I agree, it is everyone’s right not to be vaccinated. There’s no good reason not to be – don’t say ‘medical reasons’, it isn’t a thing – but sure, opt out.
If you do, should your freedom to go where you choose come at the expense of others, who you might put at risk? That doesn’t seem fair.
The protesters argue that vaccination doesn’t stop transmission. This is true. But it does significantly reduce the risk of people being infected and spreading the virus.
If you are in a room where half the people are vaccinated, you’d be more likely to catch Covid than you would in a room where everyone had been double-jabbed.
I won’t attempt to explain the maths – it’s just common sense.
I emailed the gym, suggesting that wipe-downs were all very well, but would they consider vaccine passports?

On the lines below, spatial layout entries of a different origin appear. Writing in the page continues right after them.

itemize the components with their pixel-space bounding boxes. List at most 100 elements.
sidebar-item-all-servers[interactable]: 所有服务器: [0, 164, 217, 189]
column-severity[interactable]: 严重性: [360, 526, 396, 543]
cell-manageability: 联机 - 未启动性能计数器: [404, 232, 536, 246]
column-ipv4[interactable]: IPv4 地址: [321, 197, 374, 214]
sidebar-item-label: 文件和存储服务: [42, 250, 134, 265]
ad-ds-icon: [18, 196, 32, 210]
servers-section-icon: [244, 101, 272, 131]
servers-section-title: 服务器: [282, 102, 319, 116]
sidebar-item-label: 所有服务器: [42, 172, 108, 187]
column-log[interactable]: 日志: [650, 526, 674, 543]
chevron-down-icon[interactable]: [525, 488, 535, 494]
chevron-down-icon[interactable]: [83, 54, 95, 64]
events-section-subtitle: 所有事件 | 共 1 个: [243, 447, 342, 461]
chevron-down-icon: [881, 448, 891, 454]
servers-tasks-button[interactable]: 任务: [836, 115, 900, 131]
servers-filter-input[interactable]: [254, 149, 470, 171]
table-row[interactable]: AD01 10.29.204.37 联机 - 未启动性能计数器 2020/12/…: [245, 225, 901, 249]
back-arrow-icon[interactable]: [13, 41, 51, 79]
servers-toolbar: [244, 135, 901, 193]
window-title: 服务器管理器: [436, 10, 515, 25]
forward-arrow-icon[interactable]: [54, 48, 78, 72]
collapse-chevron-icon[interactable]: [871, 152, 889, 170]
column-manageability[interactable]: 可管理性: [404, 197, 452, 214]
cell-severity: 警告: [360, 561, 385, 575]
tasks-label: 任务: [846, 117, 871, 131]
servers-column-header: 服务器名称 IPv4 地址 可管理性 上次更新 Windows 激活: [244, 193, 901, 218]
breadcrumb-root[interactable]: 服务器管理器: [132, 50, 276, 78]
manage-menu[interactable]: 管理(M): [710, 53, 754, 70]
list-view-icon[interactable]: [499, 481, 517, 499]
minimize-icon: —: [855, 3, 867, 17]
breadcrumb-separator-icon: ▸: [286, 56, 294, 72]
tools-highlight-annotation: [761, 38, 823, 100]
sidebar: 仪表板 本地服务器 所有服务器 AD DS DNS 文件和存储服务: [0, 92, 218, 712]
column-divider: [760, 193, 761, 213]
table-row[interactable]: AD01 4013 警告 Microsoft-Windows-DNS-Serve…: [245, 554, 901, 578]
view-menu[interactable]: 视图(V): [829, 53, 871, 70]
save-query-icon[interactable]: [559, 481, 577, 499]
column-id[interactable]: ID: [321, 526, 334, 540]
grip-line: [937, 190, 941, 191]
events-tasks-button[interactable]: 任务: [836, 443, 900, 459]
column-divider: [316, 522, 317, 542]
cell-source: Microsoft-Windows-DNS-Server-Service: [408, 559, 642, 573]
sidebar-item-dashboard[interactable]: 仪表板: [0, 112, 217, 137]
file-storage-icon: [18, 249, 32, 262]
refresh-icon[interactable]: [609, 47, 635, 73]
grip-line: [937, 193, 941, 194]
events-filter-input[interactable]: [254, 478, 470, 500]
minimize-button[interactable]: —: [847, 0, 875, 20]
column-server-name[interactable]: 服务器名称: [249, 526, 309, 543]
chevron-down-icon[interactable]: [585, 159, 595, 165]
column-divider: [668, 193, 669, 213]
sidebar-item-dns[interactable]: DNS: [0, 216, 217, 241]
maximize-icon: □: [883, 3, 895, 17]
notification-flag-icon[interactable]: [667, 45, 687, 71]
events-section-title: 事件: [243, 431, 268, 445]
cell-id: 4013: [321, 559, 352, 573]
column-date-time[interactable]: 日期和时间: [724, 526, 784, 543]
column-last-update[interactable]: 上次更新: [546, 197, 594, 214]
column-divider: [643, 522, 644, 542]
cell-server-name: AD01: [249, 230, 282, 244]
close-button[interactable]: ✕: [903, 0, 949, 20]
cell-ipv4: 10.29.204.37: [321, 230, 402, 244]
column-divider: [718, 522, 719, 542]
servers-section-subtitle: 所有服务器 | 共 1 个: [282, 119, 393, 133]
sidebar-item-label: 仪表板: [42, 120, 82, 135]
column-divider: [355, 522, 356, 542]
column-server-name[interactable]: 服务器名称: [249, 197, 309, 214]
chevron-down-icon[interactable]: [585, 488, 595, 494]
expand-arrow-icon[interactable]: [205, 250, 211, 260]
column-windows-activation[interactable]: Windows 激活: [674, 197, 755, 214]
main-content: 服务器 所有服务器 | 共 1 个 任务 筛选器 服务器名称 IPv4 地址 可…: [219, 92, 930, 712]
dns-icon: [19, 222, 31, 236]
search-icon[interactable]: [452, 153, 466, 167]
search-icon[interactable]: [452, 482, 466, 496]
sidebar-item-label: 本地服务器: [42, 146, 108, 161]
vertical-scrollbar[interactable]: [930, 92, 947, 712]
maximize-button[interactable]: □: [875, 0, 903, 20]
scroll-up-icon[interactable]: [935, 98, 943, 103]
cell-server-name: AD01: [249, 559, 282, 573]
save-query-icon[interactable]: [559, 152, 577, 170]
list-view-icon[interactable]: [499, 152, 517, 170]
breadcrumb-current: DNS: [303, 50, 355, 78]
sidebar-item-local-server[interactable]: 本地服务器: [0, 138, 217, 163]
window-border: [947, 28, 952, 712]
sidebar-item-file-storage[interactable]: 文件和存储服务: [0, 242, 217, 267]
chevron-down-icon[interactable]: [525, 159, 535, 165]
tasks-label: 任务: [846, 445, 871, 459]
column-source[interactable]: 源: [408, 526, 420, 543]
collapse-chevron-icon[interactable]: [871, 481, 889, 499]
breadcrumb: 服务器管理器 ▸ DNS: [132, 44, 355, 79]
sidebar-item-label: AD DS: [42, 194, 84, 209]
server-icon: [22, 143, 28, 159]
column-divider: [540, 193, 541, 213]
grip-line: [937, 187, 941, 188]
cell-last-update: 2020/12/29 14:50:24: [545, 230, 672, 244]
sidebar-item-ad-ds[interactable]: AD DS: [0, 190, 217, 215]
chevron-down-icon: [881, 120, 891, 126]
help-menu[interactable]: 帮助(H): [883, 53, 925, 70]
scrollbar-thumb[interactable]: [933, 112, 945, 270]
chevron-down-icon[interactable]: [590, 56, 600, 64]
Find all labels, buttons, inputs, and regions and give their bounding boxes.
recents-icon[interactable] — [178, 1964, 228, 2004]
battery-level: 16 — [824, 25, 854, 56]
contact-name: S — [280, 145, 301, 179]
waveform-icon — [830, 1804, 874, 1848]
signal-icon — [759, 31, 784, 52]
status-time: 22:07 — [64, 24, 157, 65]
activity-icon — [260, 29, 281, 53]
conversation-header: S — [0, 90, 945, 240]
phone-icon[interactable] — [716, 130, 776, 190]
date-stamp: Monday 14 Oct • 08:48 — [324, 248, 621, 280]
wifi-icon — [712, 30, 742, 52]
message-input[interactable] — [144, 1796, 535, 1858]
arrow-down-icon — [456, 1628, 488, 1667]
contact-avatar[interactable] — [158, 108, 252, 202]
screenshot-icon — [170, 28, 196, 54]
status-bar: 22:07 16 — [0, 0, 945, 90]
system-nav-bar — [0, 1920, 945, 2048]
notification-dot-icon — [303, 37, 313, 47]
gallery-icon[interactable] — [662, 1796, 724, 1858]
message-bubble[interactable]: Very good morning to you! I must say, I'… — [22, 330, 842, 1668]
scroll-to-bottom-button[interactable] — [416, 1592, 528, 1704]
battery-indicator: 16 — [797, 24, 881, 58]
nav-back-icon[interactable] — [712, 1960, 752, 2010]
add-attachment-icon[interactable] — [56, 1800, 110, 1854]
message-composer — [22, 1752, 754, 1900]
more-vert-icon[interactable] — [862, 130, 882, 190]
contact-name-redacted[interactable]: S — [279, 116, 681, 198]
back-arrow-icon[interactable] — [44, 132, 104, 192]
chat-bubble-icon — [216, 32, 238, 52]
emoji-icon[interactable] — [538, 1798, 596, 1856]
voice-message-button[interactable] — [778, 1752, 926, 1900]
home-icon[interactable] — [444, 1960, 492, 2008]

They were having none of it. ‘We will continue to follow the advice of the UK Government, Health & Safety England and UK Active. As it stands, based on this, we will not be enforcing vaccine passports,’ came the disappointing response.
You’d think a firm that promotes health and wellbeing might be keen to take the lead. Clearly not.
To be honest, I don’t feel worried at the gym, or cinema, or a bar, or anywhere else, even if I might be surrounded by people who are unvaccinated.
I’m 41 and fully vaccinated, so I’m fairly low risk.
But many older people who are at higher risk – despite vaccination – want to go to the cinema or gym.
Like my mum, they’ve spent a year doing everything they can not to die of Covid.
Until vaccine passports are brought in, I’m sure that many won’t feel particularly able – or free, to use that term – to go back to their old way of life.